A few things helped me rise above the worry though. First, I joined a couple of peer groups (including Entrepreneur’s Organization). This helped me start building relationships with other entrepreneurs who were going through similar challenges. Next, I started working with a coach who has helped me deal with my own mental blocks and anxiety. Finally, I started letting go of more and trusting my team. I hired people who could deal with annoying clients; brought on managers to help me hire; got a salesperson to help lower my meeting burden. Having a support network has been huge for me.

What is one thing that you do that you feel has been the biggest contributor to your success so far?

  • Talent stacking. I am not an expert in any one thing, but I have a weird mix of skills that uniquely positioned me to start Draft.dev: software engineering, writing, business management, and marketing.
  • There are lots of people with software engineering skills (and I’ve never been that good of an engineer anyway), but very few of them also like to write. Even fewer have strong business and management experience, and even fewer understand the fundamentals of online marketing. Stacking this combination of skills allowed me to do a little bit of everything when the business was just getting off the ground, meaning I didn’t have to raise funding, find co-founders, or take a long time to get it started.

What is your morning routine?

  • Up at 5:15 to work out for 30-60 minutes and walk the dog. Have a protein shake and get my son up and ready for school.
  • I take him to school at about 8 and then triage emails from 8:30 to 9.
  • At 9 am, meetings start, but I try to have at least 1 walking or eating meeting to break for lunch and move a bit.
  • Two days per week, I will block 1-4 hours to focus on business development projects or writing, but I stay out of the critical path for client work.
  • Typically, I’m in meetings back-to-back until 4 pm when I pick up my son and make dinner.
  • I do family time until 8 pm, put my son to bed and then wind down around 8:45 or 9, usually reading a book for a few minutes before I go to sleep.

What habit or behavior that you have pursued for a few years has most improved your life?
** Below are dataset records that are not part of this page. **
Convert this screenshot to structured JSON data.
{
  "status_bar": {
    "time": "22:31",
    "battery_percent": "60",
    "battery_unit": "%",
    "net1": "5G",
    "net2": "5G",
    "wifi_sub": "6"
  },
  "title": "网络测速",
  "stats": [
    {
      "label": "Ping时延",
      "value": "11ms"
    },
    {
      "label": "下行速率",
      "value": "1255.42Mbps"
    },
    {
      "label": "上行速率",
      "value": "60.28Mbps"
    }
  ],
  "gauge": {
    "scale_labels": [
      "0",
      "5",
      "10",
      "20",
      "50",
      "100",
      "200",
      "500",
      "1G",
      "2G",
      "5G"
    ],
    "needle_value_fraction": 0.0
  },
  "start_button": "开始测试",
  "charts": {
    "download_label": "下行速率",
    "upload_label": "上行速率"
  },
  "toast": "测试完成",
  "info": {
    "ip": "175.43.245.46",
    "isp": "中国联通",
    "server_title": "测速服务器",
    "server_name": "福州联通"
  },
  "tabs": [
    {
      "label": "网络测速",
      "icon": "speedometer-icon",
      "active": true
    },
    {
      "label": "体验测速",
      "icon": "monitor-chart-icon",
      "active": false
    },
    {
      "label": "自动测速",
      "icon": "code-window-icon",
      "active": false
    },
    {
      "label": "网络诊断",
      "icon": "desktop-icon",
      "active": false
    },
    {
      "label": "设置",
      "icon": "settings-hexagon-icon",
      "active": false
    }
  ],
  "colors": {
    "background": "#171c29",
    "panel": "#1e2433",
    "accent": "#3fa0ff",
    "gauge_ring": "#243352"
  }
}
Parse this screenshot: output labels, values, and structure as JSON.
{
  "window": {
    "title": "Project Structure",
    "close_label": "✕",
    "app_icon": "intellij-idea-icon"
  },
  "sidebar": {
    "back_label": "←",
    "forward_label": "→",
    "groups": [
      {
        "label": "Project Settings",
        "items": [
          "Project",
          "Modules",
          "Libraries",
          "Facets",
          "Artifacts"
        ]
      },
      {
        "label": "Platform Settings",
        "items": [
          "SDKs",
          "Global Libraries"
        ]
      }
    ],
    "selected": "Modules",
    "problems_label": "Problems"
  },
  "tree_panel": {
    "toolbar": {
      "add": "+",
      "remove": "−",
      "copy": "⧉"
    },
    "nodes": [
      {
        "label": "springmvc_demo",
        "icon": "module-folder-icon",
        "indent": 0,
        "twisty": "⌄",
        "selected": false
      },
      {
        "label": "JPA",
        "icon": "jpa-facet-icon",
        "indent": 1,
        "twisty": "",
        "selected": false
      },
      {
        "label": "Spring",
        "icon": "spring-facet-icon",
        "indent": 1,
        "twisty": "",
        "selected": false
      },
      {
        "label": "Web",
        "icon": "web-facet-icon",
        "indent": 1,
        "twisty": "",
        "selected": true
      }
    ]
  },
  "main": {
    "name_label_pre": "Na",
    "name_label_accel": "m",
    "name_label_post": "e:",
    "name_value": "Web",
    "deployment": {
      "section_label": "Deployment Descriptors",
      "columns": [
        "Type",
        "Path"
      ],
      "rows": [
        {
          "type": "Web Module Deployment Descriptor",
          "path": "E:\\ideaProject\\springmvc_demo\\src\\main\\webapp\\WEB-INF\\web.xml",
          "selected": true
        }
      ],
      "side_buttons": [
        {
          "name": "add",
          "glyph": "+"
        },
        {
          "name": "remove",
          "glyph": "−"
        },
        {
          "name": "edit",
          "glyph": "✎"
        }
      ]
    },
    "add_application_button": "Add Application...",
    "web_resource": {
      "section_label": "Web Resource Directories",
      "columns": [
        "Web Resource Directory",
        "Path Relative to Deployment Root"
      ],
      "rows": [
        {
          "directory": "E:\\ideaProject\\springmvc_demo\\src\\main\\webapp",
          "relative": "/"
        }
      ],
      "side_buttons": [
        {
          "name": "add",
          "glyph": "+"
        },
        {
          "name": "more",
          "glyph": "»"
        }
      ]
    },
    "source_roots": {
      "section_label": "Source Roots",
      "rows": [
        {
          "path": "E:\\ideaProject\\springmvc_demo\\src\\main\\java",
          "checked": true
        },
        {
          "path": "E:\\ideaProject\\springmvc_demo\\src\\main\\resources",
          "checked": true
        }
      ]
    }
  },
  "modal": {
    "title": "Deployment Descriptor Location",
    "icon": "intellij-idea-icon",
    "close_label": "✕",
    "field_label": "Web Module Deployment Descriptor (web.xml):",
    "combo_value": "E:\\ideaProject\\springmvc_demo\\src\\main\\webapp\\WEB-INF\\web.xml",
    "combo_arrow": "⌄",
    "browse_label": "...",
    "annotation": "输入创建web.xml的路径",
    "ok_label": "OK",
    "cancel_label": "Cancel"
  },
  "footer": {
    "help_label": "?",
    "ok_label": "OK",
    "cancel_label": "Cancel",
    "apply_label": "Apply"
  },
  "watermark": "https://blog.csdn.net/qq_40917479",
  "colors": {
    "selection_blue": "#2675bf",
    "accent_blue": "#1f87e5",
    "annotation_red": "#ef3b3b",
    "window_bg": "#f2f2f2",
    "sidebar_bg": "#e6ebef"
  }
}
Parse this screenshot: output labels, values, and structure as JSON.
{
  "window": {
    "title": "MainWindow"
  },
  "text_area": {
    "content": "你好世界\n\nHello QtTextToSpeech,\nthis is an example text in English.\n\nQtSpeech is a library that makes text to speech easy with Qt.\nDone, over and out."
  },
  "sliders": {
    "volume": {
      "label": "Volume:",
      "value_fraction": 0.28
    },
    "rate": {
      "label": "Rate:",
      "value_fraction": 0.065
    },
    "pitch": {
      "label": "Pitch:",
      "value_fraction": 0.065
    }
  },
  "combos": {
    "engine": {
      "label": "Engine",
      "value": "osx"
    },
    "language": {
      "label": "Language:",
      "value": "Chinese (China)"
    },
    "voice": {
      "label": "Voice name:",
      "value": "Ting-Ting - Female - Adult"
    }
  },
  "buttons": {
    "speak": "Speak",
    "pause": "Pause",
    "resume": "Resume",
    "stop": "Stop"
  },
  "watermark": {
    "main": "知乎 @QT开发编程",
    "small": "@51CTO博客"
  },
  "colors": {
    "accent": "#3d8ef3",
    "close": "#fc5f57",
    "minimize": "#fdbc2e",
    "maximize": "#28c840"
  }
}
Writing has brought me a ton of opportunities. My personal blog has gotten me job offers, my company blog brings us clients, and the guest posts I write help build awareness for the projects I’m working on. While I’m not the best writer, I’ve probably written something publicly every week for the past 12 years, so it adds up over time.

What are your strategies for being productive and using your time most efficiently?

  • I track my time so I know how to hire and delegate work. Once I’m doing a task for more than 5-10 hours per week, it’s time to hire someone.
  • I don’t have notifications on any device and I only check email 1-3 times per day.
  • I set aside time each week to plan with my spouse. This ensures we’re on the same page as far as childcare, social plans, and chores.
  • I wrote more about some of the strategies I use here in case it helps.

What book(s) have influenced your life the most? Why?

  • How to Win Friends & Influence People by Dale Carnegie – I read this back in my early 20s and it helped me understand the power of persuasion and building a genuine connection with people. Your network is one of your most valuable assets, and this book taught me that you have to invest in it.
  • The E-Myth Revisited by Michael E. Gerber – My dad was an entrepreneur, but he was also a critical cog in his business. Without him, the thing didn’t run. Reading the E-Myth helped me see that there is another way to start and build a business and that your company doesn’t have to rely on you.
  • Big Magic by Elizabeth Gilbert – So many people assumes that creative pursuits are either all about getting lucky or having talent. In Big Magic, Elizabeth Gilbert shares her long, circuitous journey to finally write one big hit book. The point I took away is that discipline and grinding out the work are often necessary if you want to succeed in any creative endeavor.